In late June, the council had deadlocked over authorizing the money. Council members John Dingfelder, Orlando Gudes and Guido Maniscalco voted against it, forcing a new vote Thursday with opponent Bill Carlson, who was absent for the June 27 vote, poised to send the request down in flames.
Late Wednesday, Castor’s chief of staff Dennis Rogero called Carlson to say the mayor was going to come back in late August or early September with a more comprehensive look at increasing the city’s water supply and would pull the request.
Carlson applauded the move, which he had pushed for behind the scenes.
“We need to insert integrity, transparency and accountability into this process,” Carlson told the Tampa Bay Times before Thursday’s meeting.
Castor spokeswoman Ashley Bauman emailed a statement.
“We will continue to work with the community and members of council to find the best process to ensure Tampa's water supply is sustainable,’’ the statement said. “There is no reason taxpayers should have to spend additional money to purchase water when we release 50 million gallons of purified water into the bay a day."
Gudes was talking to a Times reporter minutes before the meeting when Castor called him from New York City, where she is attending a series of events hosted by philanthropist Michael Bloomberg, to say she was pulling the item.
Gudes is widely considered the swing vote on the seven-member council. The first-term member represents the city’s only majority-black district, which covers much of East and West Tampa, including downtown.
He said he had concerns about the lack of outreach being done for the program so far. And he wants to learn more about the other options, he said, which include buying water from Tampa Bay Water, the regional utility to which Tampa, St. Petersburg and Hillsborough, Pasco and Pinellas counties belong.
Last month, Tampa Bay Water’s board nixed a request by Tampa for more time on a $1.6 million request to help pay for a feasibility study. The city withdrew its request, said board member Darden Rice, after board members asked for more access and oversight to some of the data.
On Thursday, Rice, who worries the project could lead to higher water rates for St. Petersburg residents along with environmental consequences for the region, reacted to the news on social media.

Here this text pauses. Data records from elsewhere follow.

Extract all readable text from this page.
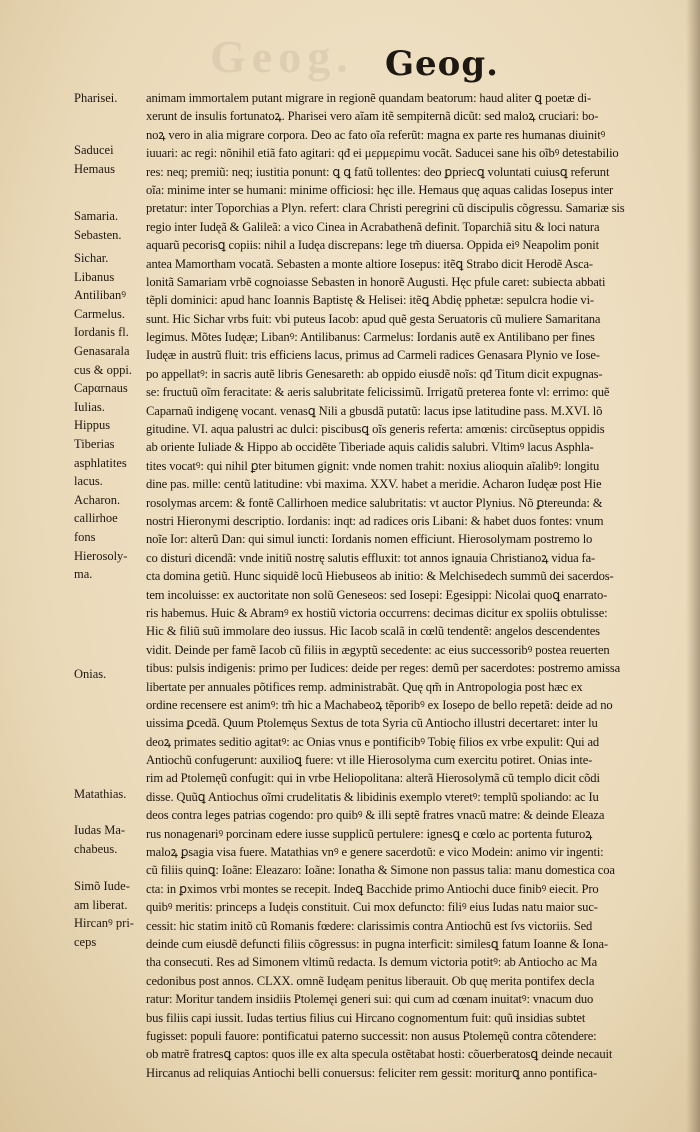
Geog. Geog.
Pharisei.
Saducei
Hemaus
Samaria.
Sebasten.
Sichar.
Libanus
Antilibanꝰ
Carmelus.
Iordanis fl.
Genasarala
cus & oppi.
Capαrnaus
Iulias.
Hippus
Tiberias
asphlatites
lacus.
Acharon.
callirhoe
fons
Hierosoly-
ma.
Onias.
Matathias.
Iudas Ma-
chabeus.
Simõ Iude-
am liberat.
Hircanꝰ pri-
ceps
animam immortalem putant migrare in regionẽ quandam beatorum: haud aliter ꝗ poetæ di-
xerunt de insulis fortunatoꝝ. Pharisei vero aĩam itẽ sempiternã dicũt: sed maloꝝ cruciari: bo-
noꝝ vero in alia migrare corpora. Deo ac fato oĩa referũt: magna ex parte res humanas diuinitꝰ
iuuari: ac regi: nõnihil etiã fato agitari: qđ ei μερμερimu vocãt. Saducei sane his oĩbꝰ detestabilio
res: neq; premiũ: neq; iustitia ponunt: ꝗ ꝗ fatũ tollentes: deo ꝑpriecꝗ voluntati cuiusꝗ referunt
oĩa: minime inter se humani: minime officiosi: hęc ille. Hemaus quę aquas calidas Iosepus inter
pretatur: inter Toporchias a Plyn. refert: clara Christi peregrini cũ discipulis cõgressu. Samariæ sis
regio inter Iudęã & Galileã: a vico Cinea in Acrabathenã definit. Toparchiã situ & loci natura
aquarũ pecorisꝗ copiis: nihil a Iudęa discrepans: lege tm̃ diuersa. Oppida eiꝰ Neapolim ponit
antea Mamortham vocatã. Sebasten a monte altiore Iosepus: itẽꝗ Strabo dicit Herodẽ Asca-
lonitã Samariam vrbẽ cognoiasse Sebasten in honorẽ Augusti. Hęc pfule caret: subiecta abbati
tẽpli dominici: apud hanc Ioannis Baptistę & Helisei: itẽꝗ Abdię pphetæ: sepulcra hodie vi-
sunt. Hic Sichar vrbs fuit: vbi puteus Iacob: apud quẽ gesta Seruatoris cũ muliere Samaritana
legimus. Mõtes Iudęæ; Libanꝰ: Antilibanus: Carmelus: Iordanis autẽ ex Antilibano per fines
Iudęæ in austrũ fluit: tris efficiens lacus, primus ad Carmeli radices Genasara Plynio ve Iose-
po appellatꝰ: in sacris autẽ libris Genesareth: ab oppido eiusdẽ noĩs: qđ Titum dicit expugnas-
se: fructuũ oĩm feracitate: & aeris salubritate felicissimũ. Irrigatũ preterea fonte vl: errimo: quẽ
Caparnaũ indigenę vocant. venasꝗ Nili a gbusdã putatũ: lacus ipse latitudine pass. M.XVI. lõ
gitudine. VI. aqua palustri ac dulci: piscibusꝗ oĩs generis referta: amœnis: circũseptus oppidis
ab oriente Iuliade & Hippo ab occidẽte Tiberiade aquis calidis salubri. Vltimꝰ lacus Asphla-
tites vocatꝰ: qui nihil ꝑter bitumen gignit: vnde nomen trahit: noxius alioquin aĩalibꝰ: longitu
dine pas. mille: centũ latitudine: vbi maxima. XXV. habet a meridie. Acharon Iudęæ post Hie
rosolymas arcem: & fontẽ Callirhoen medice salubritatis: vt auctor Plynius. Nõ ꝑtereunda: &
nostri Hieronymi descriptio. Iordanis: inqt: ad radices oris Libani: & habet duos fontes: vnum
noĩe Ior: alterũ Dan: qui simul iuncti: Iordanis nomen efficiunt. Hierosolymam postremo lo
co disturi dicendã: vnde initiũ nostrę salutis effluxit: tot annos ignauia Christianoꝝ vidua fa-
cta domina getiũ. Hunc siquidẽ locũ Hiebuseos ab initio: & Melchisedech summũ dei sacerdos-
tem incoluisse: ex auctoritate non solũ Geneseos: sed Iosepi: Egesippi: Nicolai quoꝗ enarrato-
ris habemus. Huic & Abramꝰ ex hostiũ victoria occurrens: decimas dicitur ex spoliis obtulisse:
Hic & filiũ suũ immolare deo iussus. Hic Iacob scalã in cœlũ tendentẽ: angelos descendentes
vidit. Deinde per famẽ Iacob cũ filiis in ægyptũ secedente: ac eius successoribꝰ postea reuerten
tibus: pulsis indigenis: primo per Iudices: deide per reges: demũ per sacerdotes: postremo amissa
libertate per annuales põtifices remp. administrabãt. Quę qm̃ in Antropologia post hæc ex
ordine recensere est animꝰ: tm̃ hic a Machabeoꝝ tẽporibꝰ ex Iosepo de bello repetã: deide ad no
uissima ꝑcedã. Quum Ptolemęus Sextus de tota Syria cũ Antiocho illustri decertaret: inter lu
deoꝝ primates seditio agitatꝰ: ac Onias vnus e pontificibꝰ Tobię filios ex vrbe expulit: Qui ad
Antiochũ confugerunt: auxilioꝗ fuere: vt ille Hierosolyma cum exercitu potiret. Onias inte-
rim ad Ptolemęũ confugit: qui in vrbe Heliopolitana: alterã Hierosolymã cũ templo dicit cõdi
disse. Quũꝗ Antiochus oĩmi crudelitatis & libidinis exemplo vteretꝰ: templũ spoliando: ac Iu
deos contra leges patrias cogendo: pro quibꝰ & illi septẽ fratres vnacũ matre: & deinde Eleaza
rus nonagenariꝰ porcinam edere iusse supplicũ pertulere: ignesꝗ e cœlo ac portenta futuroꝝ
maloꝝ ꝑsagia visa fuere. Matathias vnꝰ e genere sacerdotũ: e vico Modein: animo vir ingenti:
cũ filiis quinꝗ: Ioãne: Eleazaro: Ioãne: Ionatha & Simone non passus talia: manu domestica coa
cta: in ꝑximos vrbi montes se recepit. Indeꝗ Bacchide primo Antiochi duce finibꝰ eiecit. Pro
quibꝰ meritis: princeps a Iudęis constituit. Cui mox defuncto: filiꝰ eius Iudas natu maior suc-
cessit: hic statim initõ cũ Romanis fœdere: clarissimis contra Antiochũ est ſvs victoriis. Sed
deinde cum eiusdẽ defuncti filiis cõgressus: in pugna interficit: similesꝗ fatum Ioanne & Iona-
tha consecuti. Res ad Simonem vltimũ redacta. Is demum victoria potitꝰ: ab Antiocho ac Ma
cedonibus post annos. CLXX. omnẽ Iudęam penitus liberauit. Ob quę merita pontifex decla
ratur: Moritur tandem insidiis Ptolemęi generi sui: qui cum ad cœnam inuitatꝰ: vnacum duo
bus filiis capi iussit. Iudas tertius filius cui Hircano cognomentum fuit: quũ insidias subtet
fugisset: populi fauore: pontificatui paterno successit: non ausus Ptolemęũ contra cõtendere:
ob matrẽ fratresꝗ captos: quos ille ex alta specula ostẽtabat hosti: cõuerberatosꝗ deinde necauit
Hircanus ad reliquias Antiochi belli conuersus: feliciter rem gessit: moriturꝗ anno pontifica-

“Tampa wanted another year and to limit ability for (Tampa Bay Water) to evaluate their reports. TBW said no, we’re sticking to our original offer. Tampa abruptly withdrew consideration for the $1.6m that was on the table,’ Rice tweeted. “Essentially, Tampa traded transparency for money. That is what happened.”

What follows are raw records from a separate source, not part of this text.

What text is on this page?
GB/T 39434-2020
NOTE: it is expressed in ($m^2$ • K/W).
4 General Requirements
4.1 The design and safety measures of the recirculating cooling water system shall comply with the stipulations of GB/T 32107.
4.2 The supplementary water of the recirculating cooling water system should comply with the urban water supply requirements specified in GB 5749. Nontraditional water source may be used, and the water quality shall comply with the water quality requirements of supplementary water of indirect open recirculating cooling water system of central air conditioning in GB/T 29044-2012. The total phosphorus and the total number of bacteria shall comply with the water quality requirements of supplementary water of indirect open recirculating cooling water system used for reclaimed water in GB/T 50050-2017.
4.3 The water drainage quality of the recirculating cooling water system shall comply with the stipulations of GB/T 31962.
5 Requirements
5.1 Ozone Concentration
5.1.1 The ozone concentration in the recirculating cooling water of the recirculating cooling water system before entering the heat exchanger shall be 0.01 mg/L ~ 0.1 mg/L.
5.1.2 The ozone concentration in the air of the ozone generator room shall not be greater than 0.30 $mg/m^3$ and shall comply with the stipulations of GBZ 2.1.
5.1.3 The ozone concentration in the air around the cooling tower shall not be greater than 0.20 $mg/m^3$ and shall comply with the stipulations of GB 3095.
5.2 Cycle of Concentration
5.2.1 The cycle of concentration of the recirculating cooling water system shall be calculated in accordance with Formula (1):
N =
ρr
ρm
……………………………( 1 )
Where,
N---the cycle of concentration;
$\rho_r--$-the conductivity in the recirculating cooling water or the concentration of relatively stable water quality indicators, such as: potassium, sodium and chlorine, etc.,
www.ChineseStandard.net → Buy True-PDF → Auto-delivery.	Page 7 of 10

The next fight? Castor is due to bring a more than $1 billion budget to council on Aug. 1. Carlson and others have already signaled they’re not inclined to vote for much wastewater reuse funding.
Budget chief Sonya Little said the budget hasn't been finalized, but about $527,000 can be linked to the wastewater reuuse project. She said it was at least the second year funds had been set aside for it as part of the city's long-term planning efforts.
Public Works Administrator Brad Baird said the city has been studying alternative sources of drinking water for forty years. Other options touted by Carlson, including increasing the city's purchases from Tampa Bay Water, aren't as efficient, said Water Director Chuck Weber.
Castor needs at least one of the four opponents’ votes to pass her budget. Although the proposed increases in sewer and water rates do include money for the reuse project, the council will consider the increases separately, likely as a budget amendment, Bauman said.